Vous êtes un familier du Vietnam. Quelle image gardez- vous du temps passé là bas ?
J’ai vécu deux ans au Vietnam au tout début de mon mariage, dans les années 2000. Envoyé comme coopérant pour enseigner le français à des professeurs en formation, j’y ai fait des découvertes incroyables, comme lors de cette randonnée dans les montagnes du nord, aux confins de la Chine. C’est un territoire ethnique d’une fascinante richesse. Chaque vallée était un univers entier à elle toute seule. En une journée de marche, nous rencontrions trois peuples, trois cultures et même trois langues différentes. Aucun romancier n’oserait inventer un patchwork d’une telle richesse humaine aussi concentrée. L’envers de cette richesse, c’est aussi la fragilité de ces ethnies qui se savent très surveillées par les autorités et subissent une intégration forcée au modèle dominant. Je me rappelle aussi une école atypique dans la baie d’Ha Long. C’était un radeau flottant avec un tableau noir qui accueillait les enfants des îlots voisins et des maisons flottantes alentour. Beaucoup de ces enfants devaient travailler comme pêcheurs avec leurs parents. Ils menaient presque des vies d’adulte mais l’école était leur récréation.
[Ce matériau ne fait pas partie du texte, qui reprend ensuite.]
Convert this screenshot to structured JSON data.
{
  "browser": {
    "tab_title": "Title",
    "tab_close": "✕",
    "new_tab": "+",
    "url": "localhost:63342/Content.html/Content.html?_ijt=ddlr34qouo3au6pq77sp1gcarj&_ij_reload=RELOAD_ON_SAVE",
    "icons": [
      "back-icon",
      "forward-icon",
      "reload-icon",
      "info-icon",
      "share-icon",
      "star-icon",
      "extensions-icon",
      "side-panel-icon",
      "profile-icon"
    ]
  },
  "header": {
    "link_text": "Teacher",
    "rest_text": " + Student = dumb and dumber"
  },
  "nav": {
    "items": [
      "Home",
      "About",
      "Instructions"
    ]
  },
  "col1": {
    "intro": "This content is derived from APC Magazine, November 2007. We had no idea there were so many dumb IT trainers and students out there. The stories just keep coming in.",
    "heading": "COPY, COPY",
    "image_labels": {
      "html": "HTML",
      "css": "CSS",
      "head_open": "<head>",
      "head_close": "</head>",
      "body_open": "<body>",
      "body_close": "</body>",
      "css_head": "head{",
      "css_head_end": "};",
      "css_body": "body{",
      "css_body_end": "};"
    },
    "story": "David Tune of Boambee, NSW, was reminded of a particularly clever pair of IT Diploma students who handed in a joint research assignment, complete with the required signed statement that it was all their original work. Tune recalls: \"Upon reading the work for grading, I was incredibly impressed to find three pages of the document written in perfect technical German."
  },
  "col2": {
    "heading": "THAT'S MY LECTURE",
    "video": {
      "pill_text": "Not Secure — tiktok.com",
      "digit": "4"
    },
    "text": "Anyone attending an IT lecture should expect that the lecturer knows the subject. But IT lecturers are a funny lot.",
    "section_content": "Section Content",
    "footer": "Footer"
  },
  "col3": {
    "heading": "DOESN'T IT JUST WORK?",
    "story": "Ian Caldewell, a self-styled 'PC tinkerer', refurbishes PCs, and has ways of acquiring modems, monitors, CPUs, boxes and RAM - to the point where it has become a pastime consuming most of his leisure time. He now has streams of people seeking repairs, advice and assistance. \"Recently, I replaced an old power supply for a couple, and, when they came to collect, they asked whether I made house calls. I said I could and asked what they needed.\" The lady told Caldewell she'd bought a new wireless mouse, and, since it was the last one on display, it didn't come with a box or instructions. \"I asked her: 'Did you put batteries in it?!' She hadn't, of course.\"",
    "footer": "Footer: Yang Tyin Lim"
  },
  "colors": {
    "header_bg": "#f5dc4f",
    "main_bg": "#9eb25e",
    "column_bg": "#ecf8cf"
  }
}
C’était leur liberté.
Justement, 16 % de la population mondiale ne sait ni lire ni écrire. Pour l’auteur et l’ancien professeur que vous êtes, qu’est- ce que la lecture apporte à la vie?
La lecture, c’est l’accès à la liberté, à la vérité et à l’ailleurs. Dans un de mes livres, Capitaine Rosalie qui se déroule pendant la guerre de 1914-1918, mon héroïne est une petite fille dont le père est parti au front. Elle sait que son père envoie des lettres que les adultes lui lisent en déguisant la réalité. Dès le début, elle se donne donc une mission secrète : apprendre à lire pour découvrir la vérité. Ce roman est souvent présenté comme un récit autour de la guerre mais pour moi, c’est beaucoup plus un livre sur l’importance de cet accès à la lecture comme voie privilégiée vers la vérité.